Juana repitió el movimiento de cabeza para asegurarse de que nadie ajeno al grupo escuchara lo que iba a decir.
—Como se habrán dado cuenta hermanos, es muy importante ganar la confianza de los guardias del General. Una vez logrado el contacto, el defensor de Dios tendrá la oportunidad de acercársele para disparar sobre él varias veces. Debe matarlo a quemarropa. —Dicho esto la hermana bajó la vista para ver cómo sus dedos acariciaban las cuentas del rosario que llevaba enredado en su mano izquierda. Movió los labios y musitó su oración preferida, la de san Anselmo:
… Que en esta vida se haga más profundo mi conocimiento de ti, para que allí sea completo; que tu amor crezca en mí para que allí sea perfecto y que mi alegría, grande en esperanza, sea completa en posesión…

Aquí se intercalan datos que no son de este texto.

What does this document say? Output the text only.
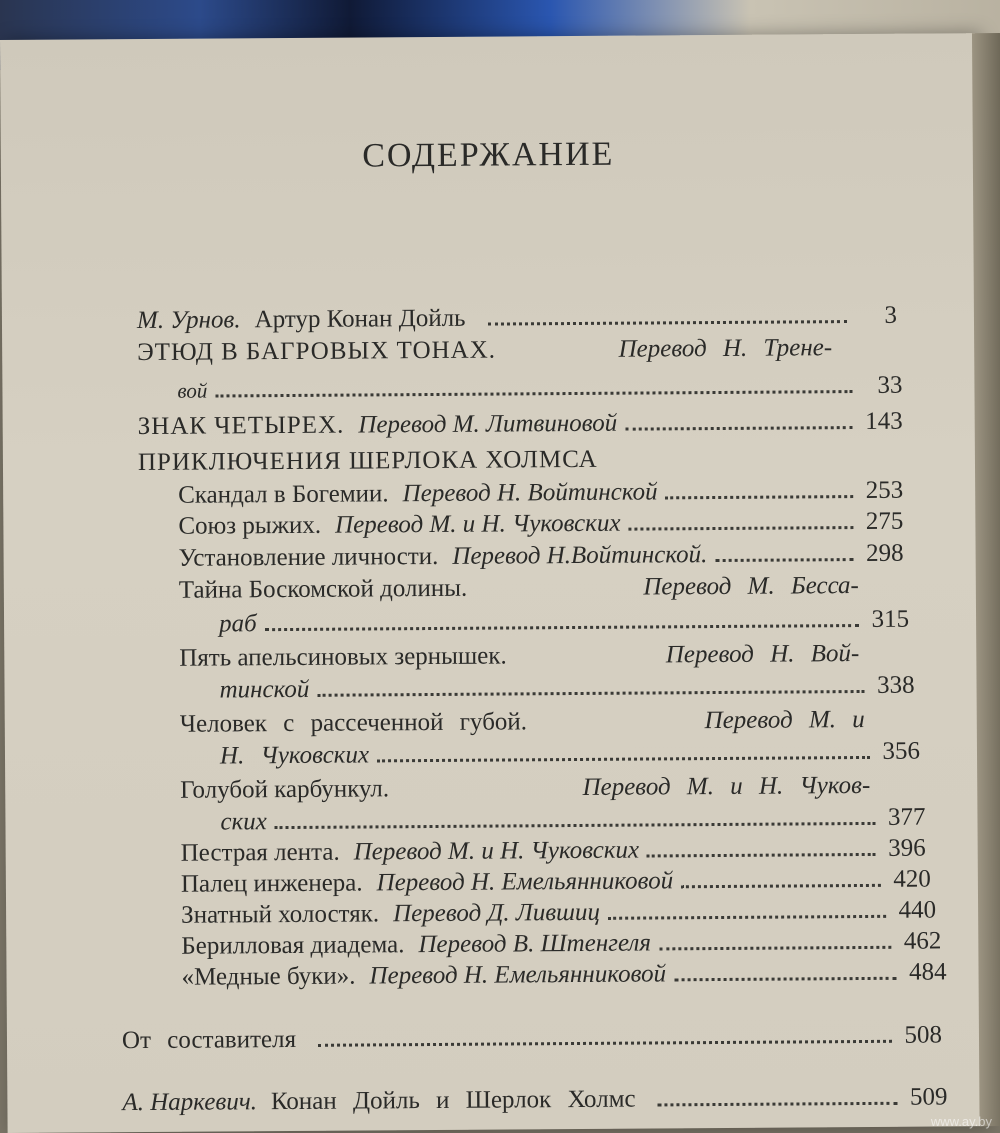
СОДЕРЖАНИЕ
М. Урнов. Артур Конан Дойль	3
ЭТЮД В БАГРОВЫХ ТОНАХ.	Перевод Н. Трене-
вой	33
ЗНАК ЧЕТЫРЕХ. Перевод М. Литвиновой	143
ПРИКЛЮЧЕНИЯ ШЕРЛОКА ХОЛМСА
Скандал в Богемии. Перевод Н. Войтинской	253
Союз рыжих. Перевод М. и Н. Чуковских	275
Установление личности. Перевод Н.Войтинской.	298
Тайна Боскомской долины.	Перевод М. Бесса-
раб	315
Пять апельсиновых зернышек.	Перевод Н. Вой-
тинской	338
Человек с рассеченной губой.	Перевод М. и
Н. Чуковских	356
Голубой карбункул.	Перевод М. и Н. Чуков-
ских	377
Пестрая лента. Перевод М. и Н. Чуковских	396
Палец инженера. Перевод Н. Емельянниковой	420
Знатный холостяк. Перевод Д. Лившиц	440
Берилловая диадема. Перевод В. Штенгеля	462
«Медные буки». Перевод Н. Емельянниковой	484
От составителя	508
А. Наркевич. Конан Дойль и Шерлок Холмс	509
www.ay.by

Al concluir el breve rezo retomó la conversación y dijo:
— ¿Que esto equivale a un suicidio? Todos estamos de acuerdo. Sin embargo, también confiamos en que Dios nuestro Señor cuidará a su emisario. Ahora sólo tenemos que rezar pidiéndole a Dios nos dé licencia para lograr el éxito en la misión inspirada por su energía.
Enseguida Juana determinó las fechas en que el grupo debía entrar en acción para cumplir con su deber divino:
—Será el 13 de noviembre de 1927 —dijo convencida de sus razonamientos—, números que sumados dan siete. Si fallamos sólo tendremos otra oportunidad más: el 17 de julio de 1928, día y mes en cuya suma de números el siete es recurrente. Recuerden, hermanos: el siete es el dígito perfecto porque une lo celestial con lo humano: siete son los pecados capitales, siete las virtudes teologales, siete los dones del espíritu santo, siete el número de sacramentos, siete las frases pronunciadas por Jesús en la cruz y siete las peticiones del Padre Nuestro. Cuando Jesús de Nazaret fue crucificado dijo siete palabras: “Padre, en tus manos encomiendo mi espíritu”. Nuestro destino, que es el destino de la Iglesia, está en esas mismas manos; las de Dios.

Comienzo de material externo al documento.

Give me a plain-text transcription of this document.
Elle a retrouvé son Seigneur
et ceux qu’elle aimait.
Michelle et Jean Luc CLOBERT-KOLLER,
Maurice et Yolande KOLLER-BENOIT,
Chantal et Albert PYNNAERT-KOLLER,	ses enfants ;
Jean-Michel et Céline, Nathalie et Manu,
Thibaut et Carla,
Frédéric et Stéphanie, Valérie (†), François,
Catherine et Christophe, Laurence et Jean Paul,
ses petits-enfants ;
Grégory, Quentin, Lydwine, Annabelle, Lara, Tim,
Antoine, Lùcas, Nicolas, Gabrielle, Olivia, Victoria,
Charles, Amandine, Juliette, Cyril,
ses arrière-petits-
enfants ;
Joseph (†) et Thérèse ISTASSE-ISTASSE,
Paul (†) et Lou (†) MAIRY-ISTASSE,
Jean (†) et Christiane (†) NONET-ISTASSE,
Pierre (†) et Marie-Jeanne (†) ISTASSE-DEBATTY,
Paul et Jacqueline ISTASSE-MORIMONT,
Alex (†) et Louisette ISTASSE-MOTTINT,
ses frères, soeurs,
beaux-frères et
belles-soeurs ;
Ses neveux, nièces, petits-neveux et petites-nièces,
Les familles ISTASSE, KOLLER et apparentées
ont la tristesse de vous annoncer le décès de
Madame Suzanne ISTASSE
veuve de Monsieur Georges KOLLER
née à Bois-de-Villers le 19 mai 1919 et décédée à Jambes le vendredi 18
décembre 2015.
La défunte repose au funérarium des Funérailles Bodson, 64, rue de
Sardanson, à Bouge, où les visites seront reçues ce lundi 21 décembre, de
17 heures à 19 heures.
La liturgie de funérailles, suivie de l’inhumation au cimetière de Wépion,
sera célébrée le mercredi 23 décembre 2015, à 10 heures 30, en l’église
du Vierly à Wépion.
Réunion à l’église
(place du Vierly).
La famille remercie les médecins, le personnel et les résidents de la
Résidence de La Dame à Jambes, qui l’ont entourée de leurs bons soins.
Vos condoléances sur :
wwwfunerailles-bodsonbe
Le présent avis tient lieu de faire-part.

León se quedó ido impactado por lo que parecía un sacrificio, su sacrificio. Juana percibió su ausencia y tomándolo del brazo le dijo:
—Recuerda, Hermano: Dios es muy generoso.
—Perdón Madre, me quedé pensando en la magia del número siete…
—Está bien, está bien… Si rezas siete padres nuestros y analizas cada una de las palabras, encontrarás uno o varios mensajes que te reconfortarán. Ahí está el milagro, no la magia…
Mientras dialogaba con León, Juana recordó que otro León había tenido una misión parecida pero sin connotaciones religiosas. “El anarquista Leon Czolgosz disparó dos veces contra el presidente William McKinley, el número 25 en la historia de aquel país, número que suma siete. No lo mató en el momento, pero ocho días después las heridas provocaron la muerte del presidente de Estados Unidos, que fue el séptimo de nueve hermanos. El deceso ocurrió el 14 de septiembre de 1901, día, mes y año que al sumarse dan siete, igual que la fecha del atentado más los días que tardó en morir. Una vez más el número de Dios que tanto ponderó la madre Concepción. Pero no le diré nada a León para evitar las comparaciones que preocuparían tanto a él como a mis hermanos”.